Страница 95 из 98
Но я не встаю. Приятно немного оттянуть удовольствие. Мимо промелькнула смоленая лодка с какими-то людьми. Я с наслаждением покрутился немного в кресле, чтоб лучше почувствовать разницу между жесткой скамейкой и мягкостью моего сиденья.
Пристали к дебаркадеру. Народу садится мало. Стюардесса ведет по ковру старушку. Та ступает боязливо, точно ручей переходит по льду.
— Стара я, дочка, на ракетах летать. Мне бы на простом пароходе... Обманули в кассе, никогда б я на «Ракету» не взяла. Теперь-то что поделаешь. Придется лететь.
Стюардесса хорошенькая, пухленькая, завитая, напомаженная, бровки подщипаны:
— Сядьте в кресло, бабушка, и никогда на пароход не захотите.
Очень внимательная девушка. Даже у меня спросила, как я себя чувствую. А старушку быстро определила к нашим ребятам, которые дулись в карты. Та оказалась любительницей, хоть и пришлось надеть очки. Разошлась бабка — попросила подать «Саяны».
Тогда и я не утерпел. Купил бутылку, печенье и папиросы. Угостил стюардессу — она же за буфетчицу. Не отказалась и не смутилась. Видно, что давно на людях.

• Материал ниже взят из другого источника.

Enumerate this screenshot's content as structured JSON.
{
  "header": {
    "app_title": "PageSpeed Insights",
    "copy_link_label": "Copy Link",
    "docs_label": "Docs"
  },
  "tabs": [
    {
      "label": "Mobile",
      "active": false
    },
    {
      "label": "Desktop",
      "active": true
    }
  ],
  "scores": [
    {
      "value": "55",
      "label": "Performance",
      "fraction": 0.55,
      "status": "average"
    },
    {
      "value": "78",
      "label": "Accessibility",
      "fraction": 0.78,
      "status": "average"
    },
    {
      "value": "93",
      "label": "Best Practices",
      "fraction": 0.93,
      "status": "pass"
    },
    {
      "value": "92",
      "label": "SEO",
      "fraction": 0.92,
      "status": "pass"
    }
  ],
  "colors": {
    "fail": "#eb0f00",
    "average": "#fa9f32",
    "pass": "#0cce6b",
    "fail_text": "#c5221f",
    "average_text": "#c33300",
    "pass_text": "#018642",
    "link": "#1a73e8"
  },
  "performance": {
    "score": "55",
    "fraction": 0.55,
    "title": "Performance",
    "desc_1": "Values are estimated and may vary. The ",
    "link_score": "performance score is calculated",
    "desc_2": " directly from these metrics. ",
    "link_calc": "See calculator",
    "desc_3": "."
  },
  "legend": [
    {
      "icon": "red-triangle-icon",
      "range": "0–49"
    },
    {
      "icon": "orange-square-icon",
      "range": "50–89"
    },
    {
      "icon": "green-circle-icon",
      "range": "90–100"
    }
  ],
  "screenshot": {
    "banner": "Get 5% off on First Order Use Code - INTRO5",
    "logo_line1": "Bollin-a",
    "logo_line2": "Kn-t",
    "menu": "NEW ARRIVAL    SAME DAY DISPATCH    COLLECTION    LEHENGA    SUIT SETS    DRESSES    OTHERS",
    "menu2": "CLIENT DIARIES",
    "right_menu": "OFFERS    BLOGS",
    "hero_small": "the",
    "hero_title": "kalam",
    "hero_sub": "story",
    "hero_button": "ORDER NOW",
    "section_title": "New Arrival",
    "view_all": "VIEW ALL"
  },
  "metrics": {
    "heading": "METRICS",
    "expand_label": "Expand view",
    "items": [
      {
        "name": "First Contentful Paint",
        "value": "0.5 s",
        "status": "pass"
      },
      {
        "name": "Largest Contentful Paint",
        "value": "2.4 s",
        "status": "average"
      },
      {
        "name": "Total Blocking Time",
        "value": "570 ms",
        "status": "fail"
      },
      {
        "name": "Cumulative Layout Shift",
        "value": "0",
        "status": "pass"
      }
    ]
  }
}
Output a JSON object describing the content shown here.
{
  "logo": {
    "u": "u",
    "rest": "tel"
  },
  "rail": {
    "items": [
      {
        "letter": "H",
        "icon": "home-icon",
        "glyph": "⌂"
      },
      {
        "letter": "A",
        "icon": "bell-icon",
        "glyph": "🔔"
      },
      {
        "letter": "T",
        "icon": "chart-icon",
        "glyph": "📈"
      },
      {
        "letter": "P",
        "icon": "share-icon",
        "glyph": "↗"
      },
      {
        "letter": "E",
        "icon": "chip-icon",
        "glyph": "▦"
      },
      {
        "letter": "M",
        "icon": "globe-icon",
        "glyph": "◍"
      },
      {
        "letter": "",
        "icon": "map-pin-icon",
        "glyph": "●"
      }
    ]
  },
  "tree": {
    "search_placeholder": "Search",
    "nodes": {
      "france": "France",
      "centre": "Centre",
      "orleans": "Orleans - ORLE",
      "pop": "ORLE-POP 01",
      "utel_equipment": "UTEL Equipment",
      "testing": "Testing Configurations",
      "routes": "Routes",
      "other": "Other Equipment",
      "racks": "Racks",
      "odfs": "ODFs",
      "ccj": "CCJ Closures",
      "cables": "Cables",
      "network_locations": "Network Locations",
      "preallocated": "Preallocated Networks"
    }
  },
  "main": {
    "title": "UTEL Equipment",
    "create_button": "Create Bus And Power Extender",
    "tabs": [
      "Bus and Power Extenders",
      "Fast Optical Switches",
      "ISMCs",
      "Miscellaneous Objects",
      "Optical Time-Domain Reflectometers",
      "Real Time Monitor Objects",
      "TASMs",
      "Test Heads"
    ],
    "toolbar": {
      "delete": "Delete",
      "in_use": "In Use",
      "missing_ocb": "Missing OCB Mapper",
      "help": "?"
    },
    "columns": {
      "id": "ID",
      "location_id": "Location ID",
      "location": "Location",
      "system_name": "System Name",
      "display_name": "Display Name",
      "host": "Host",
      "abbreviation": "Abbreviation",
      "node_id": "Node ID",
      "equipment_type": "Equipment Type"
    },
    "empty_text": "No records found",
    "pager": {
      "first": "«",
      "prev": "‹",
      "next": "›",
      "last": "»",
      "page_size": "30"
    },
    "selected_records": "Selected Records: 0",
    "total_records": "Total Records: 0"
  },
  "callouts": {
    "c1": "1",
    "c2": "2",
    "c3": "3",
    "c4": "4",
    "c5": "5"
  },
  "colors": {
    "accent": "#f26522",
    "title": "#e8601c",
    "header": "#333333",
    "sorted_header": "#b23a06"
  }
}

Девушка-то, оказывается, издалека, из-под Ленинграда сюда забралась. Кончила курсы медсестер и решила совершить подвиг. Так мне и сказала — «совершить подвиг». Сначала разнорабочей устроилась на Красноярскую ГЭС, потом перешла на стройку железной дороги Ачинск — Абалаково, и тоже разнорабочей.
Поглядеть на ее маникюры да завитушки — не поверишь, а по глазам и по голосу поймешь, что была. Чуешь ведь человека.
Болтаем с ней. Вторую бутылку «Саян» начали. Кроме этого напитка, здесь ничего держать не положено. А «Ракета» вошла в Казачинский порог. Почти он не заметен.
Правда, несколько раз сильно долбанулись крыльями о валы — дрожь по всему корпусу.
— Представляете, в Енисейске простояли три часа из-за тумана! — говорит стюардесса.
— Курите? — открыл я «Казбек».
— Не курю. А если вы хотите, идите на палубу. В салоне не курят.
И дальше мне рассказывает, что пять лет проработала на стройках и захотелось в городе пожить. Устроилась в Красноярске в каком-то управлении. И объявили набор в стюардессы. Теперь — на реке.
Так мы пили газированную воду «Саяны» и разговаривали. И через все разговоры, через все пути тянется теперь мысль о Вере. Будто живу я разом в двух местах, будто два сердца в груди и две головы на плечах. О чем бы ни думала одна голова, как бы ни волновалась одно сердце, вторая голова и второе сердце всегда полны Верой. Всегда. Всегда в них память или мечта. Я так глубоко погружаюсь в них, что забываю о реальности. Вот сейчас что-то говорит мне стюардесса, рассказывает, а я очутился в темных сенях, и Вера прощально целует меня в сердце, и стоит на каменистом берегу, и осенней прозеленью светится над ней небо...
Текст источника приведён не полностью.